The impact of feature fusion across various multi-scale architectures is depicted in Figure 11. Figure 11a illustrates the fusion effect of the Feature Pyramid Network (FPN) in YOLOv8, while Figure 11b demonstrates the fusion effect of the proposed method. The Multi-scale Dynamic Weighted Fusion module and the Feature Contribution Adaptation module significantly enhance the feature fusion process, yielding more distinct target areas and improved detection of objects across different sizes.

5. Conclusions

Laparoscopic surgery poses significant challenges for parathyroid gland (PG) detection due to disruptions in blood supply, scalpel manipulation, and target blockages, which result in targets of varying sizes and notable disparities in brightness and contrast. These factors exacerbate the multi-scale problem in detection tasks.

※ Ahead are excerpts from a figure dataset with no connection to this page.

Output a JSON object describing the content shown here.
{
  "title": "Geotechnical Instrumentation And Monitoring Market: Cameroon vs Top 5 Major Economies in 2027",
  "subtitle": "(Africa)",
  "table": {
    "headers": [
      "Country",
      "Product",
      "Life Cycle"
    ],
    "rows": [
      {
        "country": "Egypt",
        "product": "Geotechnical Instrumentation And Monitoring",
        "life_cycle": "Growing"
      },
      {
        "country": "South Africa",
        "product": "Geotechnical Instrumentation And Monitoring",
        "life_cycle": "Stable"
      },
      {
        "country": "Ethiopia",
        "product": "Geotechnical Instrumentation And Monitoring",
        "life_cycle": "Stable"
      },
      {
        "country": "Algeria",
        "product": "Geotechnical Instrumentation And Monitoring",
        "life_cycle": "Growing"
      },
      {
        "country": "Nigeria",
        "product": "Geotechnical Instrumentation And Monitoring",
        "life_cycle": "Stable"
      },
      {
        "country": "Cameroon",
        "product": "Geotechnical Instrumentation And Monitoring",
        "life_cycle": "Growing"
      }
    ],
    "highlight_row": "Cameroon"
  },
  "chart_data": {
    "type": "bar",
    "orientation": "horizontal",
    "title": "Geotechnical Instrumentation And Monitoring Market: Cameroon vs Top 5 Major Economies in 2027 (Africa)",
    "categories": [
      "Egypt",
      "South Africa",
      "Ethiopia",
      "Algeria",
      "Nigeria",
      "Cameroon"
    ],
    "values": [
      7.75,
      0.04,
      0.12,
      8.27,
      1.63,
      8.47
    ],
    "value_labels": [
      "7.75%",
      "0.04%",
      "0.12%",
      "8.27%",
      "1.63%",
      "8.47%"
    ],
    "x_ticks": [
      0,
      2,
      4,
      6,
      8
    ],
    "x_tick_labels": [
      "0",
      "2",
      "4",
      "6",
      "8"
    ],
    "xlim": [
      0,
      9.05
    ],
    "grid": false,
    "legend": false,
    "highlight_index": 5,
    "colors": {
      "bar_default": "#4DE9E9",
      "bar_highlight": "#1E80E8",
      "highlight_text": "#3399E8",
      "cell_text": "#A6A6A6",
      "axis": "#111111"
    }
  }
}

This paper introduces a previous-information-guided, multi-scale weighted fusion method based on CSPDarknet to address the multi-scale challenges in PG detection. Feature maps at multiple scales are extracted and reweighted using cluster-aware multi-scale alignment to incorporate critical multi-scale information. These feature maps are then integrated through optimized scale weights using non-local attention mechanisms, enhancing localization accuracy. A Feature Contribution Adaptation module is employed to dynamically adjust the significance of scale features to further refine detection.

The effectiveness of the proposed method is validated through comparative experiments with alternative detection techniques on a parathyroid dataset obtained from real surgical scenarios. The results demonstrate that the algorithm achieves improved accuracy and speed, meeting the real-time requirements of PG detection in endoscopic surgical contexts.